Nov 24, 1982

 

OUTLOOK FOR MINISTERIAL MEETING CLOUDY

 

Geneva Nov 23 (IPS/Chakravarthi Raghavan) -- The outlook for the GATT Ministerial meeting, beginning Wednesday, remained clouded in face of US threats against Third World and EEC, and EEC's own failure to have unified mandate for the meeting.

 

A meeting of the EEC Council of Ministers in Brussels Monday apparently failed to resolve the internal differences - with the French objecting to the draft declaration recommended by the GATT council, and particularly its provisions on agriculture and protectionism.

 

The United States 'threats' to the Third World, EEC and everyone else was being hurled all around - by US officials, a host of Congressional members in the delegation, and in national capitals. The US team, and its variegated voices, presented the appearance of a disorganised negotiating team, but this was seen by most countries as part of the normal US negotiating ploy - where the negotiators always point to the 'hard liners' in the administration or in Congress to wear down the opponent.

 

But the US Trade Representative, William Brock appears to have told Amb Felipe Jaramillo of Colombia, the spokesman for the Group of Third World countries in GATT, that if the US was unable to get its way this week on various priority issues - services, investment, agriculture etc - Congress within 60 to 90 days would go ahead and enact various protectionist measures.

 

These bills, Brock would appear to have said, included those to provide for import content in automobiles sold in US market, or textiles etc.

 

In effect Brock was threatening the countries that the USA would abrogate their (Third World's) existing GATT rights under Articles I and III, if others, and specially the Third World did not yield to the USA and accept restrictions on their domestic economic policies and development objectives by extending GATT's free trading rules to services, investment etc.

 

US negotiators in Geneva and in capitals were also spreading a great deal of 'misinformation' about the softening attitudes of other Third World countries, in an effort to split the group. On Monday, they were talking of Brazil changing its views or atleast weakening its opposition, in view of the impending US President Reagan's visit to Brazil and that country's borrowing needs on the US markets.

 

As for the EEC position, initial reports in Geneva from Brussels were not at all clear. Some reports said that individual EEC ministers would take individual positions and that there would be no collective EEC stand an the ministerial declaration.

 

Other reports said that unless EEC ministers are able to take a unified position, the EEC would probably not be a party to the declaration, and would have a separate one of its own.

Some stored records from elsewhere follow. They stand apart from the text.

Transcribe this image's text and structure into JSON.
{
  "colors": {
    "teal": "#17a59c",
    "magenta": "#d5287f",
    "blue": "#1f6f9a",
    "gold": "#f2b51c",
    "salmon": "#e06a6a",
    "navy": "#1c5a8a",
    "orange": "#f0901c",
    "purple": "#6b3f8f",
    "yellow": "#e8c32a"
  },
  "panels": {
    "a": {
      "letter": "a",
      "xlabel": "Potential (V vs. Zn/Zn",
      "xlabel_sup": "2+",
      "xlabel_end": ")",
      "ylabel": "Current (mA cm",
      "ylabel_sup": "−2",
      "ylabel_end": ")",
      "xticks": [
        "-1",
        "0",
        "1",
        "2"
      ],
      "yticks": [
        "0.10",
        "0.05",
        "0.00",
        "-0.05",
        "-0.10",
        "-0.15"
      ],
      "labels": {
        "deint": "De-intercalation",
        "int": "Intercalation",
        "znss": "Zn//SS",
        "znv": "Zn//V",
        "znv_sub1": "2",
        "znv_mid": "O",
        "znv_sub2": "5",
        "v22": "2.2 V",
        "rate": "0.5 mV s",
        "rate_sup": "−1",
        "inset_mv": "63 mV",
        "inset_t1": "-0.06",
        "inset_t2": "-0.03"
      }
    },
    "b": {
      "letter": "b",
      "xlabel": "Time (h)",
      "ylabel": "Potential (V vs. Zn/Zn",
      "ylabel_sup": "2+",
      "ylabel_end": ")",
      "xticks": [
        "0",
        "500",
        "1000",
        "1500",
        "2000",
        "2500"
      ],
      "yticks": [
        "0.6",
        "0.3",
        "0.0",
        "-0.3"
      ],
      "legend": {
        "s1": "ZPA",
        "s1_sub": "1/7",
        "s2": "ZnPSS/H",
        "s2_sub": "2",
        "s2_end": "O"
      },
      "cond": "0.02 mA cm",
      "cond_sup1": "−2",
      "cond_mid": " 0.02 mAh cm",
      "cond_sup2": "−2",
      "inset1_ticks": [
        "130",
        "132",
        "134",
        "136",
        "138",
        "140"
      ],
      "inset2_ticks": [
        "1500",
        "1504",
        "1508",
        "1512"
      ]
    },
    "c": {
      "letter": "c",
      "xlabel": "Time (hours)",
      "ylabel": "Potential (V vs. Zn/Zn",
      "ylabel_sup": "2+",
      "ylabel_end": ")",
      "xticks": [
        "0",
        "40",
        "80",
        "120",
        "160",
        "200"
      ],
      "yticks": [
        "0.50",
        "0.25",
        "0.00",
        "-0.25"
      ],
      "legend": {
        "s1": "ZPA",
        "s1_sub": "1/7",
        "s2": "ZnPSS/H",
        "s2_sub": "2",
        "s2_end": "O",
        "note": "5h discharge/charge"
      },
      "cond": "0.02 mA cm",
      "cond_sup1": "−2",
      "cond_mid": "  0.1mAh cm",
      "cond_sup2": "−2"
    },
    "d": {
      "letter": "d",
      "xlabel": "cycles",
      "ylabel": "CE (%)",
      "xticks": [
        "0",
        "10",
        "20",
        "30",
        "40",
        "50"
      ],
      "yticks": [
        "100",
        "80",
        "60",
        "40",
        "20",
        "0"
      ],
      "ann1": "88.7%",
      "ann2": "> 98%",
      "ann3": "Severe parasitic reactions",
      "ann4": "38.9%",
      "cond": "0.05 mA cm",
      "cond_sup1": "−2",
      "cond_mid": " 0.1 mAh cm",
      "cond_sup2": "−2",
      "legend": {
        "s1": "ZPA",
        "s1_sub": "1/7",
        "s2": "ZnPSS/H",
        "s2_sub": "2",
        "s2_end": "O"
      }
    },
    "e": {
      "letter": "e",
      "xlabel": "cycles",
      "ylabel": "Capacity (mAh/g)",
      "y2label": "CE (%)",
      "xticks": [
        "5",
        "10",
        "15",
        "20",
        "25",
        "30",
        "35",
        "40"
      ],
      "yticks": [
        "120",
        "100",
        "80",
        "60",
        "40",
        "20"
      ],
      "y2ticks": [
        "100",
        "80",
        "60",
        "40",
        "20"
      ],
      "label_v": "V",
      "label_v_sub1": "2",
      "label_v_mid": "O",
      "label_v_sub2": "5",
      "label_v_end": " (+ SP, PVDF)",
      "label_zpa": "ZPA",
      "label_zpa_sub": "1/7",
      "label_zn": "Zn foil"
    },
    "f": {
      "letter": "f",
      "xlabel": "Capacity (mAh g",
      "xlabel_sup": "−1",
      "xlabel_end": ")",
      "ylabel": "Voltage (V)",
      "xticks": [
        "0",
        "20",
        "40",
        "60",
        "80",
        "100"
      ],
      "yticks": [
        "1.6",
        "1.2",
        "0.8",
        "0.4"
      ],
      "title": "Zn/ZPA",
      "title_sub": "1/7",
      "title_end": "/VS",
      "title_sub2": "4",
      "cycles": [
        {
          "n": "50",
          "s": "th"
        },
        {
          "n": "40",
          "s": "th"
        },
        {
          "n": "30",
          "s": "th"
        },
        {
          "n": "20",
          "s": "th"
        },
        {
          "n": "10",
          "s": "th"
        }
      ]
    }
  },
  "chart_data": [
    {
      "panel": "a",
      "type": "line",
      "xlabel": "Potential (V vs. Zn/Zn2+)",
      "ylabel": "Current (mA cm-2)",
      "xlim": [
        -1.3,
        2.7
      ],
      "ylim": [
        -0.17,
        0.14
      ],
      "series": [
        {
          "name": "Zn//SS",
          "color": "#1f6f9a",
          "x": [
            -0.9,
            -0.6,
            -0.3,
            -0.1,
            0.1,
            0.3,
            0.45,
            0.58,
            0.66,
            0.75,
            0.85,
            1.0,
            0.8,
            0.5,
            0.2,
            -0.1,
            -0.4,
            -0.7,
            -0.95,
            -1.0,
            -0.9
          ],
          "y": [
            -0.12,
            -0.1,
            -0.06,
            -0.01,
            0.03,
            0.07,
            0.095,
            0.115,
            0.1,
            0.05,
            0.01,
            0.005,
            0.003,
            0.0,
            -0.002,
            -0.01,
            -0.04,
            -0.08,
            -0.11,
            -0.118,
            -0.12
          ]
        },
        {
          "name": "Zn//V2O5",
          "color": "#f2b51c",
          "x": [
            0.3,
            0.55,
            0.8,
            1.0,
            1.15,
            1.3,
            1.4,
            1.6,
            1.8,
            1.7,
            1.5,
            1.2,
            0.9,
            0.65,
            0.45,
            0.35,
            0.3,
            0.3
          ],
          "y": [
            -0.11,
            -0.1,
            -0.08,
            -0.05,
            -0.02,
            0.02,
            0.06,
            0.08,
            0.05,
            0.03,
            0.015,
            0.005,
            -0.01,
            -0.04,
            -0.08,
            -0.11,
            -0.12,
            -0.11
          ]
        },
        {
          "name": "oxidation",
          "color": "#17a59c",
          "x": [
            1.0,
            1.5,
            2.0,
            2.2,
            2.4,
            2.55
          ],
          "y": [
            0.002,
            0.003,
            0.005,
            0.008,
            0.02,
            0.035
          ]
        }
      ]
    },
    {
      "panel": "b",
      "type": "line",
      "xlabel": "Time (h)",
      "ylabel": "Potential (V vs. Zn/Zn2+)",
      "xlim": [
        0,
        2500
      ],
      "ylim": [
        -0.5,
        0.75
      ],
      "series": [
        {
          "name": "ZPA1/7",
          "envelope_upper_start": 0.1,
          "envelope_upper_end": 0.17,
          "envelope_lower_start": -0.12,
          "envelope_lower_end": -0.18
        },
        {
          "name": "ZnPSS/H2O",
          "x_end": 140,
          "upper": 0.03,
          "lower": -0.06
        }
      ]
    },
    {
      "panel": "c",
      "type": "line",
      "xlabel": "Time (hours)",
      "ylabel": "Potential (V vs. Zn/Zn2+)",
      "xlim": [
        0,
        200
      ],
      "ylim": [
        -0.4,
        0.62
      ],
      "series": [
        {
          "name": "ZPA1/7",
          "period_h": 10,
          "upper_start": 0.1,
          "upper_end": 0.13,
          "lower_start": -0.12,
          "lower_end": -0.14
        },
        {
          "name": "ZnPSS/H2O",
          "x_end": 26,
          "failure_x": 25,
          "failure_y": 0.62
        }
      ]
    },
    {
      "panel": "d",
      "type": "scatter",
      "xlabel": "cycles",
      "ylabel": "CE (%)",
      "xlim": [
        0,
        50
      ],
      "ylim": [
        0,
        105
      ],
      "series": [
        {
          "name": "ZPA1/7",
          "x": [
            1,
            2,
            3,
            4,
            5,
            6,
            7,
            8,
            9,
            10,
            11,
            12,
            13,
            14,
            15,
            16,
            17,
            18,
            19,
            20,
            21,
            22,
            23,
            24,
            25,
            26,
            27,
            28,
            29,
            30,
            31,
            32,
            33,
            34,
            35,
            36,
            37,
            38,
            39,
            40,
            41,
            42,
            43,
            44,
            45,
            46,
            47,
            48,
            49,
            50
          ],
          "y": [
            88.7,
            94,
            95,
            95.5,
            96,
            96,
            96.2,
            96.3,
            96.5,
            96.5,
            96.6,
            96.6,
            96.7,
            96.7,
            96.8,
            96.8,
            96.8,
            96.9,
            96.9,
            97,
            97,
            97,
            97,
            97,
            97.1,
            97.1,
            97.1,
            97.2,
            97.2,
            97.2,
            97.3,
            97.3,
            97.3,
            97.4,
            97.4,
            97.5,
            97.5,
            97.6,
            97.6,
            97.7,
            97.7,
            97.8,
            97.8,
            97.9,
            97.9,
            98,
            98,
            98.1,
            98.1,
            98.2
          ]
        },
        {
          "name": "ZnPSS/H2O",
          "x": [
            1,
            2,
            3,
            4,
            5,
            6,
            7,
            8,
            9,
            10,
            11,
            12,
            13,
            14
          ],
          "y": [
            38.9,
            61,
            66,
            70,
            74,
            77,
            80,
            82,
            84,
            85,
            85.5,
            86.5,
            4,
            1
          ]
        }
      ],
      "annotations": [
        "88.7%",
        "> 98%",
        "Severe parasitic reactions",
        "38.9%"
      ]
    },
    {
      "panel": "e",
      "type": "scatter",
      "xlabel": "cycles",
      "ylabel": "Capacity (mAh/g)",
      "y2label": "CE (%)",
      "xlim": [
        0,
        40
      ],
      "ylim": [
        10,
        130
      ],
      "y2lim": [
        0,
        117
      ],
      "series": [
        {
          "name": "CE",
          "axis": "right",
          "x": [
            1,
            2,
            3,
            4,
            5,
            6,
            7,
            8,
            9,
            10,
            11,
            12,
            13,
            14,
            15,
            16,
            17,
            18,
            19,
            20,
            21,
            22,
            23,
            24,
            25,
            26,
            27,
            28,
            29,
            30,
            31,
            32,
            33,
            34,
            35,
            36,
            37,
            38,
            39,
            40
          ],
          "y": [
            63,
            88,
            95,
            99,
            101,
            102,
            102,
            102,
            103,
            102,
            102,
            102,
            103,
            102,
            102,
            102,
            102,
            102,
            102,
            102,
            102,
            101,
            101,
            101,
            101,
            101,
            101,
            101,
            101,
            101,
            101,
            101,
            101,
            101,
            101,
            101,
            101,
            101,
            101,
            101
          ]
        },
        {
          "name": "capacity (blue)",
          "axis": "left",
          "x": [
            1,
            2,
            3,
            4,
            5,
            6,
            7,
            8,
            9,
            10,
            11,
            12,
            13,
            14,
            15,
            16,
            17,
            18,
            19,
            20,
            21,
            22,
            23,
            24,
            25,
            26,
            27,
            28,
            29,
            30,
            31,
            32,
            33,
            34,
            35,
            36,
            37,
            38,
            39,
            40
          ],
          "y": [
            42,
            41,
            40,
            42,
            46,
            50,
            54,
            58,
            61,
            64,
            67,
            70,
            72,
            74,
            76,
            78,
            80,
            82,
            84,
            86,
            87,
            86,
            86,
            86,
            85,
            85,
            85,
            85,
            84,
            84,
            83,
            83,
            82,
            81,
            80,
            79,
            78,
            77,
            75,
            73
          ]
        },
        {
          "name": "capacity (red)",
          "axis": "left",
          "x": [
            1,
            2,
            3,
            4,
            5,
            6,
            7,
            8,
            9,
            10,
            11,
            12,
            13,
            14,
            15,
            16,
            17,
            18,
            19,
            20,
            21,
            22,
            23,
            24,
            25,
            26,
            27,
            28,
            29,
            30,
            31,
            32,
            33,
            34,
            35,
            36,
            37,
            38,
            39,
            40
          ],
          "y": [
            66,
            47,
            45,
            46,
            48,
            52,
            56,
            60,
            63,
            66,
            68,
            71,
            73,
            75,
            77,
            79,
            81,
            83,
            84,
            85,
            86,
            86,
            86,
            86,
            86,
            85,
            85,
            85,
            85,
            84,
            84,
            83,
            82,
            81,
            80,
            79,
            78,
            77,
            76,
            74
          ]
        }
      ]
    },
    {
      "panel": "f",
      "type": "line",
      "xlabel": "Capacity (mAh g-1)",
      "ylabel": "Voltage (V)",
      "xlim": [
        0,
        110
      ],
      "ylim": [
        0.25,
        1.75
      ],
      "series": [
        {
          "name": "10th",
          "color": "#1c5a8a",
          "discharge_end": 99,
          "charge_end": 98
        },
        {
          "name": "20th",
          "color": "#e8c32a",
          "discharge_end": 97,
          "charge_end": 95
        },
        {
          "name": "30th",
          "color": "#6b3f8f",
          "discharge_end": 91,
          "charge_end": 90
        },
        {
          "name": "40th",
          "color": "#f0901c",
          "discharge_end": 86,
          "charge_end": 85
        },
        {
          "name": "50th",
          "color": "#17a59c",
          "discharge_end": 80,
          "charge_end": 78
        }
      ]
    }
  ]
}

In either event, this would make a total fiasco of the GATT Ministerial. But if the former were true, it would even call into question the de facto status of the EEC within GATT. The General Agreement and its Contracting Parties have never formally accepted the EEC as a customs union, and have not waived their own rights, though they have done so in practice, and have dealt with the EEC as one negotiating bloc.